An earlier version of this answer was originally posted as an answer to the question “Consequences of Unique Games being a NPI problem” by NicosM. Because it turned out that it did not answer what he wanted to ask, I moved it to this question.
Short answer: They mean different statements. The latter implies the former, but the former does not necessarily imply the latter.
Long answer: Recall that the unique game problem is the following promise problem.
Unique game problem with parameters k∈ℕ and ε, δ > 0 (1−ε > δ)
Instance: A two-player one-round unique game G with label size k.
Yes-promise: G has value at least 1−ε.
No-promise: G has value at most δ.
The unique games conjecture states:
Unique games conjecture. For all constants ε and δ, there exists a constant k such that the unique game problem with parameters k, ε, and δ is NP-complete.
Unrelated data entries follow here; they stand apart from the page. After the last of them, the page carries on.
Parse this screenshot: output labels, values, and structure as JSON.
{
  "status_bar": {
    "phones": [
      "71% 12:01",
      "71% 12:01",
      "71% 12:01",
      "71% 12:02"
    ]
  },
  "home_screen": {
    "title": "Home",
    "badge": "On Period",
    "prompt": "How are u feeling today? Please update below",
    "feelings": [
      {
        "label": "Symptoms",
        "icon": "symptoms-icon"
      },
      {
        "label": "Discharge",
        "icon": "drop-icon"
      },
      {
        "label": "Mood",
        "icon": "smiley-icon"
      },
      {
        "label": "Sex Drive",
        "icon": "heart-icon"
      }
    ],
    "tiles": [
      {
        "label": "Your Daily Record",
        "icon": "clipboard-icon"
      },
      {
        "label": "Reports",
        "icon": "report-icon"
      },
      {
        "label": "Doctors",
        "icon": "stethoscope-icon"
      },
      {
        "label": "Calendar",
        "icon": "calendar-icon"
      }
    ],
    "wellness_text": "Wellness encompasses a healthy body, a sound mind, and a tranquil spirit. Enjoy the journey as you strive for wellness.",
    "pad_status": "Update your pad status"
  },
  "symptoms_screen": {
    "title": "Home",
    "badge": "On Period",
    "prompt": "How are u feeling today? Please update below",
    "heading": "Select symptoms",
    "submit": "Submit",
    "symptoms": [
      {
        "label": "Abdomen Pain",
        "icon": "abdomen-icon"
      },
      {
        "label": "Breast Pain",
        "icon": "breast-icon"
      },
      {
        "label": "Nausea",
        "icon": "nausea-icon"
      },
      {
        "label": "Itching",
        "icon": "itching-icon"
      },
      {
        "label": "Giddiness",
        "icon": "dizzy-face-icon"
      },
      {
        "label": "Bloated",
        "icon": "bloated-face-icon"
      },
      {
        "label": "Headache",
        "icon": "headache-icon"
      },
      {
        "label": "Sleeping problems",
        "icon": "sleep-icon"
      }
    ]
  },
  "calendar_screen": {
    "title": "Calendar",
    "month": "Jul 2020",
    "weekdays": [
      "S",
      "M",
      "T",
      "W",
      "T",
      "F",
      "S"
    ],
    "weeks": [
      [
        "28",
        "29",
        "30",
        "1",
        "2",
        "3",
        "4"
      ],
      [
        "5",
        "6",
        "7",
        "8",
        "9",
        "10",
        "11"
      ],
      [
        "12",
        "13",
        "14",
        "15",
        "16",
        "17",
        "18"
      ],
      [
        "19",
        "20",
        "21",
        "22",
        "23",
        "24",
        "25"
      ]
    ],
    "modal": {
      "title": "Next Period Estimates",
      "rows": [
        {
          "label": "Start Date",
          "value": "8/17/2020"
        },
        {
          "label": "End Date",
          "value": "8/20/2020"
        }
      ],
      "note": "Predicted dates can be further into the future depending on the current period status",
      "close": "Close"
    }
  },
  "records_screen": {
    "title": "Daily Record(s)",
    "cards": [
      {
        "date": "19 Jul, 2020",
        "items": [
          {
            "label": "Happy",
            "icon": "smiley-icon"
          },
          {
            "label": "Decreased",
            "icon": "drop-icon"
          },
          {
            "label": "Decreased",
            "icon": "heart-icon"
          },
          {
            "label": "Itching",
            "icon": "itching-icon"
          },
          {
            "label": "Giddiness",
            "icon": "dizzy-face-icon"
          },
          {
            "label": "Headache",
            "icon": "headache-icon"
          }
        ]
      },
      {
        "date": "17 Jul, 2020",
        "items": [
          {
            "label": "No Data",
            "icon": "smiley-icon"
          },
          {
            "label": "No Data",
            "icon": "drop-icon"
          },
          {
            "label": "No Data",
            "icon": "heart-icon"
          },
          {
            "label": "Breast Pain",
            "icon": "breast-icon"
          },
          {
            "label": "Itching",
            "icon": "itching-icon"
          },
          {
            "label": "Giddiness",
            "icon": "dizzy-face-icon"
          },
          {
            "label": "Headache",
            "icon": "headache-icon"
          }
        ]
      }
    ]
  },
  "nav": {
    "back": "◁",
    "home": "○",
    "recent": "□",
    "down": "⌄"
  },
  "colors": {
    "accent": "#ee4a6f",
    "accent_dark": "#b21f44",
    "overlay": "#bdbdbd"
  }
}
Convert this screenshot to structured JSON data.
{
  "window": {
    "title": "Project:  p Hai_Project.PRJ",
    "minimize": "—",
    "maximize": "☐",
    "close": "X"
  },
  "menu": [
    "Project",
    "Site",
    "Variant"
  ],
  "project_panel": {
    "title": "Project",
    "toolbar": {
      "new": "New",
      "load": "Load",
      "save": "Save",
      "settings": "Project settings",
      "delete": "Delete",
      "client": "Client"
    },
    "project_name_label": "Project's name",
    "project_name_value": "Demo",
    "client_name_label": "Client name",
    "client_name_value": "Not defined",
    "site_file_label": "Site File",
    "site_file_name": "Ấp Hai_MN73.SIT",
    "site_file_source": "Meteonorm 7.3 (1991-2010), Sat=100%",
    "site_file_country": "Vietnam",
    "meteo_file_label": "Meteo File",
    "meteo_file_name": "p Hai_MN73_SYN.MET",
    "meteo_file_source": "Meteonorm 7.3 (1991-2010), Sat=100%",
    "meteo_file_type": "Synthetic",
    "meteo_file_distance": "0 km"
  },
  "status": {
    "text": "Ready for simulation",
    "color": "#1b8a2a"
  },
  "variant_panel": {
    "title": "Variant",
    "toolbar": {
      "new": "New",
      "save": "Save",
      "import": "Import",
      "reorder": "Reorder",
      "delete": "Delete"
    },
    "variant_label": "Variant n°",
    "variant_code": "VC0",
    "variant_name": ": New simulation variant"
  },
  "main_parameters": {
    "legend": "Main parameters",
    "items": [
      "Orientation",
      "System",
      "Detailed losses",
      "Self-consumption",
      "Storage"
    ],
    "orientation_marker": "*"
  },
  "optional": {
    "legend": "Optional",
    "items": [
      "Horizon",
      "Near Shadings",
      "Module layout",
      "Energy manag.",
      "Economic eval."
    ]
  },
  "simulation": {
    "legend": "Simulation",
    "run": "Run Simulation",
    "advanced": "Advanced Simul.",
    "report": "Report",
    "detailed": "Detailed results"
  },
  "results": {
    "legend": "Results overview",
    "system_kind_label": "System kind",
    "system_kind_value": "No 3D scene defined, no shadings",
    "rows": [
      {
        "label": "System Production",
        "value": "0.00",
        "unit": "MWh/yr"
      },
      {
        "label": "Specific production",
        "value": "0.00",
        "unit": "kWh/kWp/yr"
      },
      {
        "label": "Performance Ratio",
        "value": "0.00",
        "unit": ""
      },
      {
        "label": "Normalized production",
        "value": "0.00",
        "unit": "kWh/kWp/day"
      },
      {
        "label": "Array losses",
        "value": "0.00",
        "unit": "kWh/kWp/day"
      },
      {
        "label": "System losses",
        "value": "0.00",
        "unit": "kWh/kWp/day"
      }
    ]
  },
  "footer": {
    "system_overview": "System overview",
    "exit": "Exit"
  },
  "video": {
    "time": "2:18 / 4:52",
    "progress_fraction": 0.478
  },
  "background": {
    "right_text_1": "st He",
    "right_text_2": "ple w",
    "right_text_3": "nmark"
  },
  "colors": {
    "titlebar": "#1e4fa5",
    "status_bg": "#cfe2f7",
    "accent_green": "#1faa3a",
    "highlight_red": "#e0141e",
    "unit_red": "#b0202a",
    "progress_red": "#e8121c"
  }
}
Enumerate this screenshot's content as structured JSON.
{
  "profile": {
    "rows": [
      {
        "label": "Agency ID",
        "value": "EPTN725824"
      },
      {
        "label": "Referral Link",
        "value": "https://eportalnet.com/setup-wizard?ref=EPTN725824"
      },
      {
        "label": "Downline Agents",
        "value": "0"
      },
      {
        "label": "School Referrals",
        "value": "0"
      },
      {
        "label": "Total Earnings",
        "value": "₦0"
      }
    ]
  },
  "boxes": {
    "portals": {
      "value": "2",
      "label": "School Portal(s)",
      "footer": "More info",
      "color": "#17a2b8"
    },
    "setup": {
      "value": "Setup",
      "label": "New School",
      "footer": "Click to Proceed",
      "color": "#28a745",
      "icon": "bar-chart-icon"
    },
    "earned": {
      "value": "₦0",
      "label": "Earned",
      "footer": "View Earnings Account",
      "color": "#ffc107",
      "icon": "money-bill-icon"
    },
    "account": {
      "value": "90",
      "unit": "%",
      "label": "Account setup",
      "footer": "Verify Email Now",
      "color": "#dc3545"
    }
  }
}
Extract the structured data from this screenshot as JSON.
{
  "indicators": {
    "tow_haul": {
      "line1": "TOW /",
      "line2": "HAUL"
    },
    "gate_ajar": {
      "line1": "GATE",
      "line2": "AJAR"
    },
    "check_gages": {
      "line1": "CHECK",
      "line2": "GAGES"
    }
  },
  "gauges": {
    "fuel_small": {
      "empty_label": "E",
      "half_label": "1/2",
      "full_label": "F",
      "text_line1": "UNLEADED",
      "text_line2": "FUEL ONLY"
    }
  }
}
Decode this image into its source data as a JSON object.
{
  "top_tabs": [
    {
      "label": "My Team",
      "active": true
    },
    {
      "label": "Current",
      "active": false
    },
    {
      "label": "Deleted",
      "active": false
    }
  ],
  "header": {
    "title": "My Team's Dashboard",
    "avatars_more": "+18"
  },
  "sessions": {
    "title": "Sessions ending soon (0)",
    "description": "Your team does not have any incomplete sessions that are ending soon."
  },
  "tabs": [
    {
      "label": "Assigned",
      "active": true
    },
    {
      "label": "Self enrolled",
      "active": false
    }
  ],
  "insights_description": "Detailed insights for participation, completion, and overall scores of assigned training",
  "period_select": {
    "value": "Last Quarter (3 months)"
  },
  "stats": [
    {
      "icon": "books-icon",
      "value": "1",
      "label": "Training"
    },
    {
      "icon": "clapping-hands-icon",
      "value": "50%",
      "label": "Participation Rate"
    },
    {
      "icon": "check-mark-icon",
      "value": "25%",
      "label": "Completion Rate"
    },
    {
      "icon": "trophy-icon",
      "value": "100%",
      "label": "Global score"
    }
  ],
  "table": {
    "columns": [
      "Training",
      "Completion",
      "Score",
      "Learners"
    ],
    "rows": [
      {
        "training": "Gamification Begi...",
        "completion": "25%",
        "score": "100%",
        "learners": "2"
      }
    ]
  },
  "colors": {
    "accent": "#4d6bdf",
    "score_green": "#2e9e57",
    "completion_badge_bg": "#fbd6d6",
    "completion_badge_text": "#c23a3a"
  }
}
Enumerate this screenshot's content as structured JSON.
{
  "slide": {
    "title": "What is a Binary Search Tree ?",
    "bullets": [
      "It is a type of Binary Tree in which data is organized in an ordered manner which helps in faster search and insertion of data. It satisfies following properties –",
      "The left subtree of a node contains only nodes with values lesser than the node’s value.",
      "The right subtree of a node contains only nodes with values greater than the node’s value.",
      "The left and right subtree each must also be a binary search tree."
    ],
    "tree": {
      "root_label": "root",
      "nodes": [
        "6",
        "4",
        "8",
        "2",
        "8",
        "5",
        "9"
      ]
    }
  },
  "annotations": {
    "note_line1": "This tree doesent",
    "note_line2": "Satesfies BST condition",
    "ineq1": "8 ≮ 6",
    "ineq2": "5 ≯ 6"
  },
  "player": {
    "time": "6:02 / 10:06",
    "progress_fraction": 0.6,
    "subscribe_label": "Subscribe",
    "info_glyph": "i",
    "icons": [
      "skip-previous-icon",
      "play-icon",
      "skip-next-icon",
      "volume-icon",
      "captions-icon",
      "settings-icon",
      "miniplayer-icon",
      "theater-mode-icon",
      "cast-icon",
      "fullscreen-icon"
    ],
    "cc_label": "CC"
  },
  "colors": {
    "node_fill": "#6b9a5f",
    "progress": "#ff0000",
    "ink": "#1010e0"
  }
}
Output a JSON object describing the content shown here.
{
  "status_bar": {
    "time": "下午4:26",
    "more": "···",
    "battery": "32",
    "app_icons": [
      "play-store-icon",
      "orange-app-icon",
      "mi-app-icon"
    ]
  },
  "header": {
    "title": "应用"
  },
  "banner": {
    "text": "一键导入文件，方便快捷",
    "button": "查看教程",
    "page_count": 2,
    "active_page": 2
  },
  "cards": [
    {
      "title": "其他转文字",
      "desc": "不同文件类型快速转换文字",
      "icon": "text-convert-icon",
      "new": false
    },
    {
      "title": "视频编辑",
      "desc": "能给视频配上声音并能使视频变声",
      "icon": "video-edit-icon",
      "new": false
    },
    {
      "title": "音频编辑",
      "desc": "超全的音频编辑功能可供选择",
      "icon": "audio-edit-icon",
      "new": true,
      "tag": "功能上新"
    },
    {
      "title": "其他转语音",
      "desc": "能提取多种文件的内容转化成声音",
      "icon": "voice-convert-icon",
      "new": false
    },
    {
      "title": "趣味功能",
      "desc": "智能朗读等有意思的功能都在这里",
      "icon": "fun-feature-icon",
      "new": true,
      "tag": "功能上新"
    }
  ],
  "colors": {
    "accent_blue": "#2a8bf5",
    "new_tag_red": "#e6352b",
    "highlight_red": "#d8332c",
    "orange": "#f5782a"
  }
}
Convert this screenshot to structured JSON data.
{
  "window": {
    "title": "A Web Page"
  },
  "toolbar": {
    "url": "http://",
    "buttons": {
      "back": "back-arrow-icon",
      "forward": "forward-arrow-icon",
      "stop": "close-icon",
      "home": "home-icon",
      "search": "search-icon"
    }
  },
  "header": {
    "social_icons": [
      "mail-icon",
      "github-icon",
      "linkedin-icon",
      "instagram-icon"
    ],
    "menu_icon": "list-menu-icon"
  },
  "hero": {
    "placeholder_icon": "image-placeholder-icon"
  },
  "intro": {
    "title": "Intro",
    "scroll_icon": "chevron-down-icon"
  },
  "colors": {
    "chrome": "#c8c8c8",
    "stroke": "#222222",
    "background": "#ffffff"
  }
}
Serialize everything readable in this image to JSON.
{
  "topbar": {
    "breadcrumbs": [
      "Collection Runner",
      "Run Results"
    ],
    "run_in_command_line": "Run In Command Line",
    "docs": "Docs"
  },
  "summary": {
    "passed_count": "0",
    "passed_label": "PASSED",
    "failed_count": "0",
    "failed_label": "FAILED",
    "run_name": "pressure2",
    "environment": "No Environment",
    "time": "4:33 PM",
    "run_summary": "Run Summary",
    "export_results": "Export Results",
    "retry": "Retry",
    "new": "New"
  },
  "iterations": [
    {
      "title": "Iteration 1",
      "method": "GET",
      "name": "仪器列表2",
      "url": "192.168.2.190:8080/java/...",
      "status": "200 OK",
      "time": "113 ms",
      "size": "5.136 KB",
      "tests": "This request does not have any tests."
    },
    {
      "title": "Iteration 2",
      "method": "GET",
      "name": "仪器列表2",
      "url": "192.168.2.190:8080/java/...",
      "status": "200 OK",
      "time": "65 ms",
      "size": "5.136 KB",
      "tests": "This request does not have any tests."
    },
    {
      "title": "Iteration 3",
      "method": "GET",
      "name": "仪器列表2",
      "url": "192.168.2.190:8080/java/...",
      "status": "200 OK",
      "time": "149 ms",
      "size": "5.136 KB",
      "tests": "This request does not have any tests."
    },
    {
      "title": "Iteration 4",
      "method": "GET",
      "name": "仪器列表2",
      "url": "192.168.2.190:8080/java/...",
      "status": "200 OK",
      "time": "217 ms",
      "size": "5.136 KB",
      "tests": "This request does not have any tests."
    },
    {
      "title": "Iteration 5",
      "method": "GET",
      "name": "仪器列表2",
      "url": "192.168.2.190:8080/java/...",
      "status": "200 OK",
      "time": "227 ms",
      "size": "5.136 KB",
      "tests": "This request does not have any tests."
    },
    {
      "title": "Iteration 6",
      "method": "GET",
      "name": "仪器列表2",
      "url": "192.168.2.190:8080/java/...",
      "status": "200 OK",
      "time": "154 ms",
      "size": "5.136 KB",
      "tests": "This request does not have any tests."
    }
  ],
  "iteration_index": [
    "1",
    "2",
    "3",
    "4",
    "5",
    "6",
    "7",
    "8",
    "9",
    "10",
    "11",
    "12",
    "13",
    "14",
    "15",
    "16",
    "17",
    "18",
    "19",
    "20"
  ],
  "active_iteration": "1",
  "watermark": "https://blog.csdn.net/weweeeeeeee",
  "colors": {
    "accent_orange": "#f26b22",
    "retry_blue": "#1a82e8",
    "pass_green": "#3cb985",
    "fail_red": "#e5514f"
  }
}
Consider results of the following form:
(1) Assuming the unique games conjecture, problem X is NP-hard.
(An example of X is the problem of approximating maximum cut within some constant factor R > RGW.)
Most (if not all) of the results of the form (1) actually prove the following fact:
(2) There exist constants ε and δ such that for every constant k, the unique game problem with parameters k, ε, and δ is reducible to X.
It is easy to verify that (2) implies (1). However, (2) implies more than (1): for example, suppose that one day we can prove that a variant of the unique games conjecture where “NP-complete” is replaced with “GI-hard.” Then (2) implies that X is also GI-hard. (1) does not imply this. This is why some people consider that statement (1) is not the best way to state the theorem: (1) is weaker than what is actually proved, and the difference might be important.
Although (2) is a more accurate statement of what is proved, it is clearly mouthful. This is why people have come up with a shorthand for it: “Problem X is UG-hard” is a shorthand for (2).